As well as enjoying being so close to the scripts, Munk also delighted in bringing in creative partners – such as the DOP and production designer – early in the process to set out the show’s visual style. Asbæk also signed on in the show’s infancy, when he could only read a synopsis, and the actor offered his own notes as development progressed.

As a result, Munk and Hørslev were also able to shape Mads around the actor, just as they could with Hjejle – known to international audiences for her role opposite John Cusack in 2000 feature High Fidelity – when she boarded the project.

Working with them on set, the director found they both brought similar “energy” to the characters they were playing, with Hjejle often being “really tough” towards Asbæk. “But it worked really nicely,” he says. “I found it very interesting in their approaches and the difference in the way they act, but that just suited [Hjejle’s] character so well, because she is just trying to be in control.”

Munk with Asbæk on the Secrets set

Munk also wanted the show to feature some really long scenes, sometimes stretching up to nine pages, and the fact he wrote the series allowed him to insert those scenes into the scripts.

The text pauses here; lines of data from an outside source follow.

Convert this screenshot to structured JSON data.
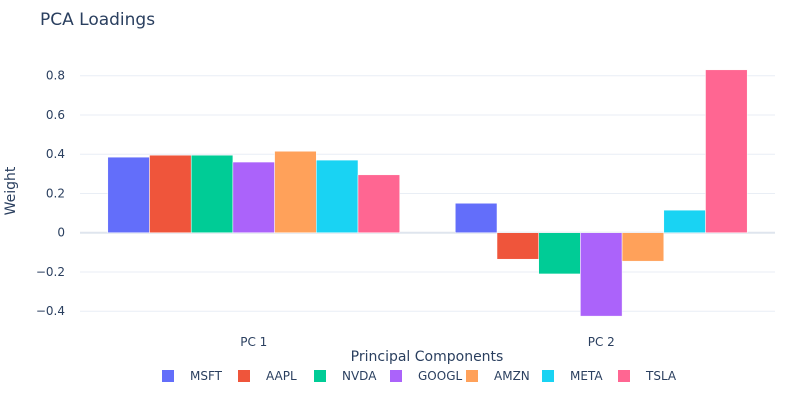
{
  "chart_data": {
    "type": "bar",
    "title": "PCA Loadings",
    "xlabel": "Principal Components",
    "ylabel": "Weight",
    "categories": [
      "PC 1",
      "PC 2"
    ],
    "series": [
      {
        "name": "MSFT",
        "values": [
          0.385,
          0.15
        ],
        "color": "#636efa"
      },
      {
        "name": "AAPL",
        "values": [
          0.395,
          -0.135
        ],
        "color": "#ef553b"
      },
      {
        "name": "NVDA",
        "values": [
          0.395,
          -0.21
        ],
        "color": "#00cc96"
      },
      {
        "name": "GOOGL",
        "values": [
          0.36,
          -0.425
        ],
        "color": "#ab63fa"
      },
      {
        "name": "AMZN",
        "values": [
          0.415,
          -0.145
        ],
        "color": "#ffa15a"
      },
      {
        "name": "META",
        "values": [
          0.37,
          0.115
        ],
        "color": "#19d3f3"
      },
      {
        "name": "TSLA",
        "values": [
          0.295,
          0.83
        ],
        "color": "#ff6692"
      }
    ],
    "yticks": [
      -0.4,
      -0.2,
      0,
      0.2,
      0.4,
      0.6,
      0.8
    ],
    "ytick_labels": [
      "−0.4",
      "−0.2",
      "0",
      "0.2",
      "0.4",
      "0.6",
      "0.8"
    ],
    "ylim": [
      -0.46,
      0.88
    ],
    "grid": true,
    "legend_position": "bottom-center-horizontal"
  }
}
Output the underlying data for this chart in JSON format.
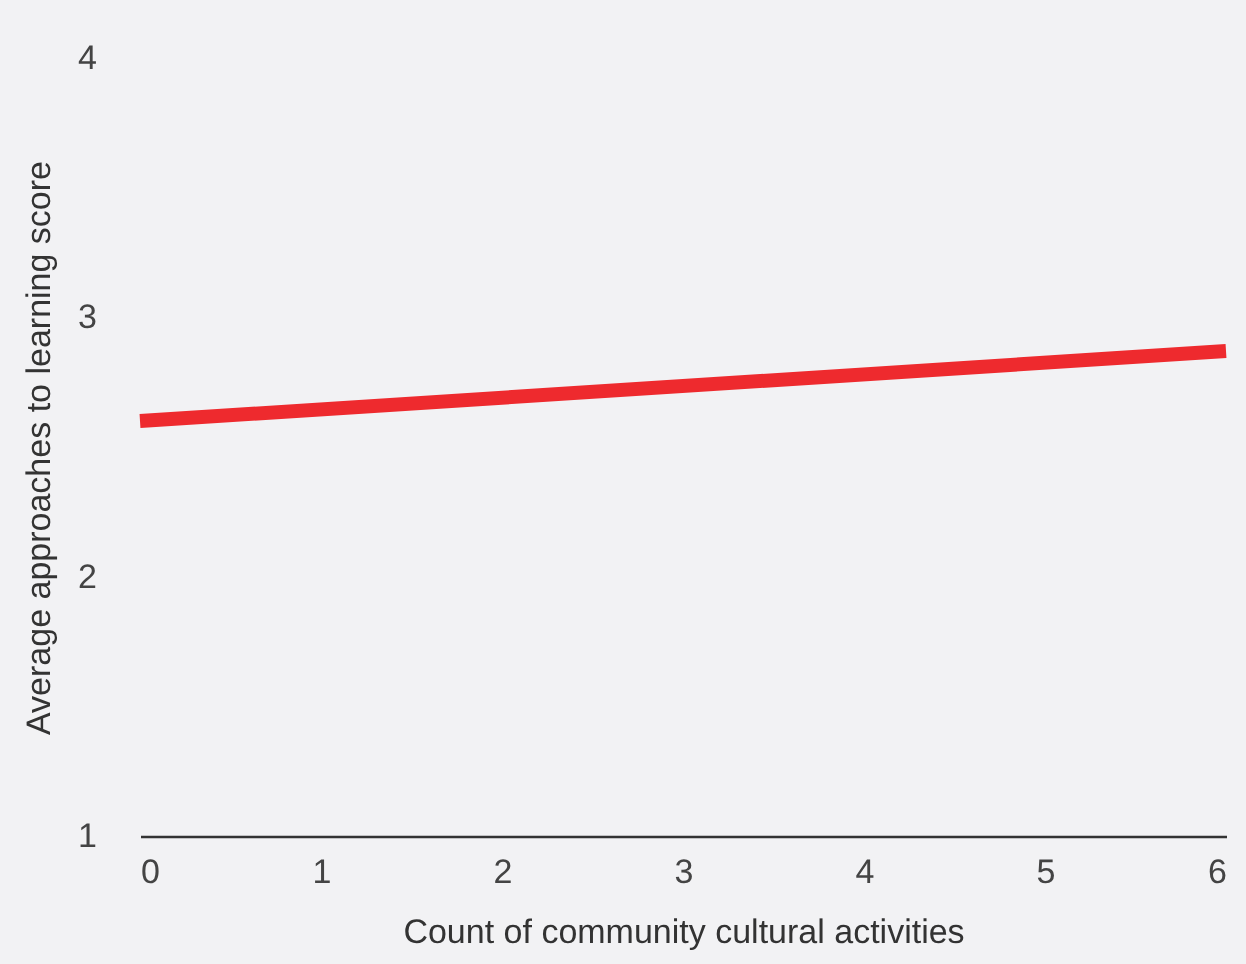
{
  "chart_data": {
    "type": "line",
    "xlabel": "Count of community cultural activities",
    "ylabel": "Average approaches to learning score",
    "x": [
      0,
      6
    ],
    "series": [
      {
        "color": "#ee2a2e",
        "values": [
          2.6,
          2.87
        ]
      }
    ],
    "xlim": [
      0,
      6
    ],
    "xticks": [
      0,
      1,
      2,
      3,
      4,
      5,
      6
    ],
    "ylim": [
      1,
      4
    ],
    "yticks": [
      1,
      2,
      3,
      4
    ],
    "grid": false,
    "marker": "none",
    "line_style": "solid"
  }
}
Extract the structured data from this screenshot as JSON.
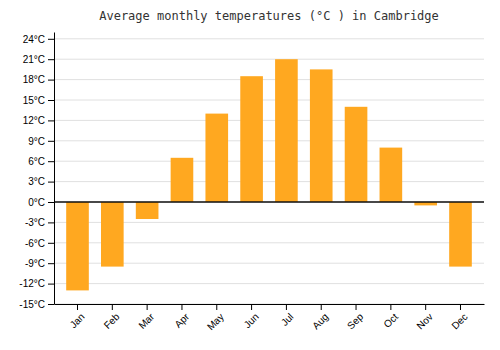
{
  "chart_data": {
    "type": "bar",
    "title": "Average monthly temperatures (°C ) in Cambridge",
    "categories": [
      "Jan",
      "Feb",
      "Mar",
      "Apr",
      "May",
      "Jun",
      "Jul",
      "Aug",
      "Sep",
      "Oct",
      "Nov",
      "Dec"
    ],
    "values": [
      -13,
      -9.5,
      -2.5,
      6.5,
      13,
      18.5,
      21,
      19.5,
      14,
      8,
      -0.5,
      -9.5
    ],
    "color": "#FFA820",
    "ylim": [
      -15,
      25
    ],
    "yticks": [
      {
        "value": -15,
        "label": "-15°C"
      },
      {
        "value": -12,
        "label": "-12°C"
      },
      {
        "value": -9,
        "label": "-9°C"
      },
      {
        "value": -6,
        "label": "-6°C"
      },
      {
        "value": -3,
        "label": "-3°C"
      },
      {
        "value": 0,
        "label": "0°C"
      },
      {
        "value": 3,
        "label": "3°C"
      },
      {
        "value": 6,
        "label": "6°C"
      },
      {
        "value": 9,
        "label": "9°C"
      },
      {
        "value": 12,
        "label": "12°C"
      },
      {
        "value": 15,
        "label": "15°C"
      },
      {
        "value": 18,
        "label": "18°C"
      },
      {
        "value": 21,
        "label": "21°C"
      },
      {
        "value": 24,
        "label": "24°C"
      }
    ],
    "grid": true
  }
}
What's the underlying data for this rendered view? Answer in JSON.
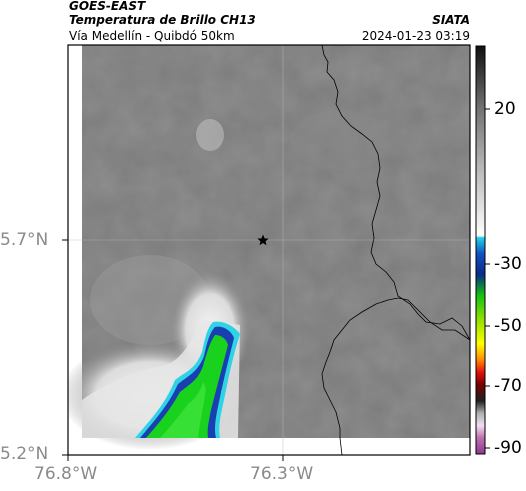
{
  "header": {
    "satellite": "GOES-EAST",
    "product": "Temperatura de Brillo CH13",
    "agency": "SIATA",
    "region": "Vía Medellín - Quibdó 50km",
    "datetime": "2024-01-23 03:19"
  },
  "axes": {
    "lat_ticks": [
      "5.7°N",
      "5.2°N"
    ],
    "lon_ticks": [
      "76.8°W",
      "76.3°W"
    ]
  },
  "colorbar": {
    "ticks": [
      "20",
      "-30",
      "-50",
      "-70",
      "-90"
    ]
  },
  "marker": {
    "icon": "star-icon"
  },
  "colors": {
    "cold_cloud_green": "#19d21e",
    "cold_cloud_blue": "#1a3fb0",
    "cold_cloud_cyan": "#2fd3e6",
    "background_gray": "#7f7f7f"
  }
}
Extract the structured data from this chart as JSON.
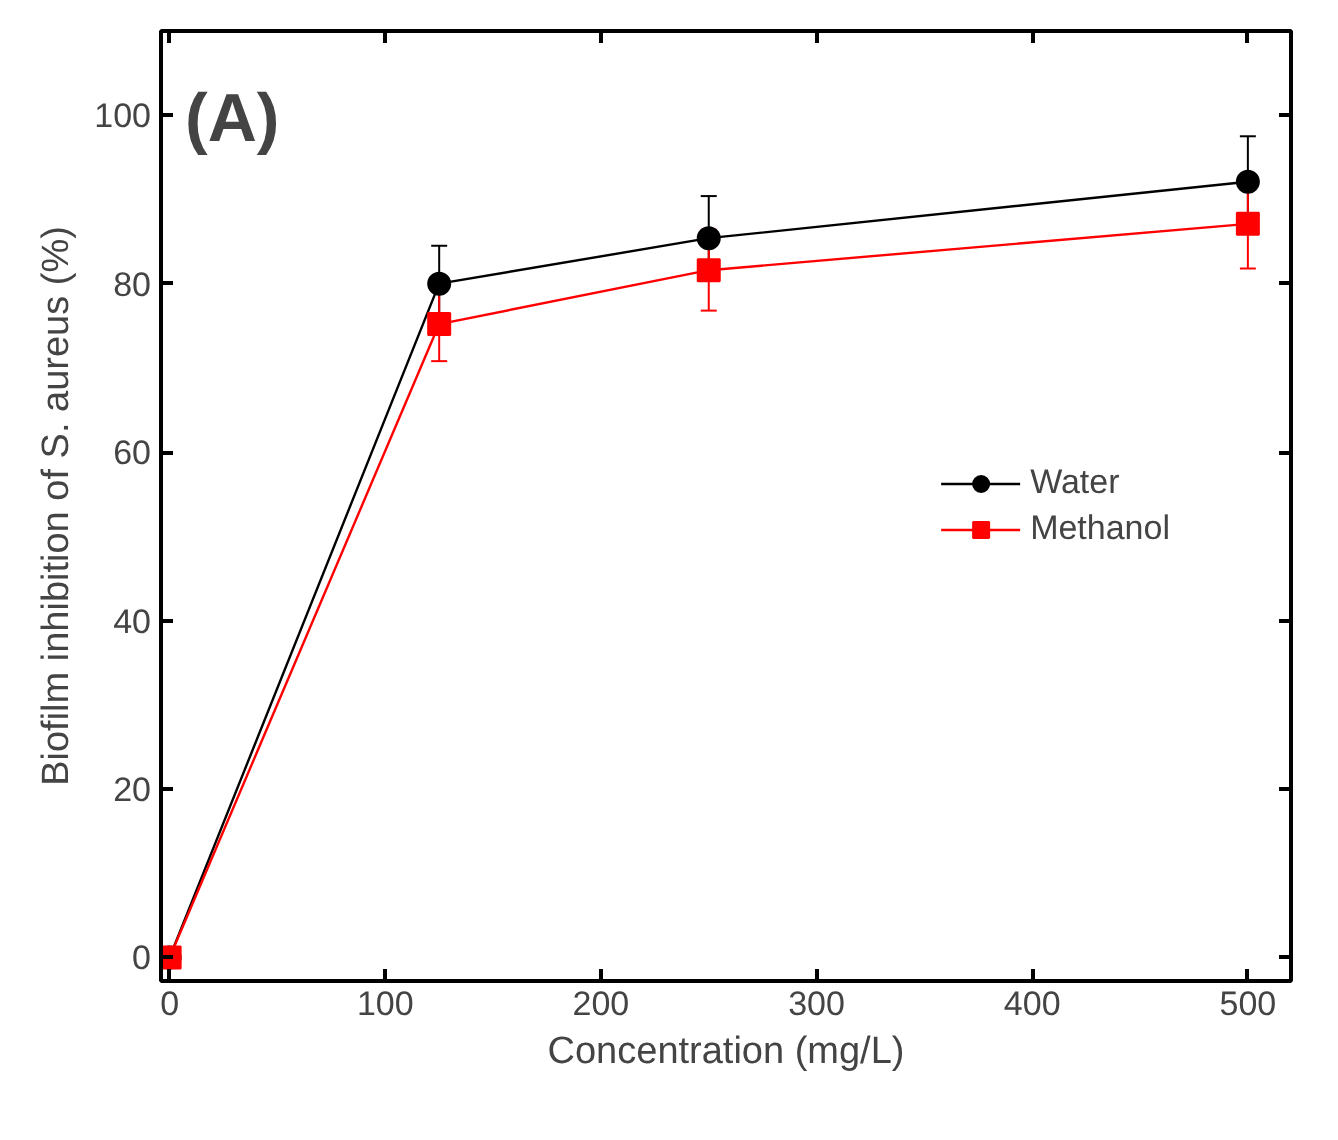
{
  "chart_data": {
    "type": "line",
    "annotations": [
      "(A)"
    ],
    "xlabel": "Concentration (mg/L)",
    "ylabel": "Biofilm inhibition of S. aureus (%)",
    "x": [
      0,
      125,
      250,
      500
    ],
    "series": [
      {
        "name": "Water",
        "color": "#000000",
        "marker": "circle",
        "values": [
          0,
          80,
          85.4,
          92.1
        ],
        "errors": [
          null,
          4.5,
          5,
          5.4
        ]
      },
      {
        "name": "Methanol",
        "color": "#ff0000",
        "marker": "square",
        "values": [
          0,
          75.2,
          81.6,
          87.1
        ],
        "errors": [
          null,
          4.4,
          4.8,
          5.3
        ]
      }
    ],
    "xlim": [
      -4,
      520
    ],
    "ylim": [
      -2.8,
      110
    ],
    "xticks": [
      0,
      100,
      200,
      300,
      400,
      500
    ],
    "yticks": [
      0,
      20,
      40,
      60,
      80,
      100
    ],
    "grid": false,
    "legend": "right",
    "line_style": "solid"
  }
}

On set, these scenes would then play out in a way similar to a theatre production as the actors fell deeper into their characters.

“We talked a lot about it, and when we had the schedule, we made space for doing that, so we had good time,” he says. “The difference there and the contrast of the scenes was really nice. It gave it more dynamic expression.

“Sometimes we were just running around the apartment with them, and other times we had really controlled scenes where light and camera dictated the positions and the blocking. But I really like to let them control and lead the camera once in a while, and usually you also get a lot from an actor if they can feel that they get that kind of responsibility.”

Originally commissioned by Viaplay, the series is currently without a home in Denmark after the streamer pulled back on its scripted output. Meanwhile, it will land on Viaplay in the UK on October 21 and the US on October 22. Furthermore, it has already launched on SBS in Australia, and Viaplay Content Distribution has also secured sales to Pickbox in Bulgaria and the Balkans, EITB in Spain, Vodafone Greece and Mola in Indonesia.

Considering his multiple roles on the show, Munk says he would love to do it all again if it proves successful enough to return. In any case, he hopes Secrets is reflective of the kinds of “internal stories” Scandinavia can produce that focus on character, not genre.

“I still believe there is room for stories like this about all of us,” he says. “It’s also a show that is not trying to be very ‘modern,’ but these stories are still important for us to mirror ourselves. The approach is always about finding the internal story of the characters and believing that they would resonate with the audience as well.”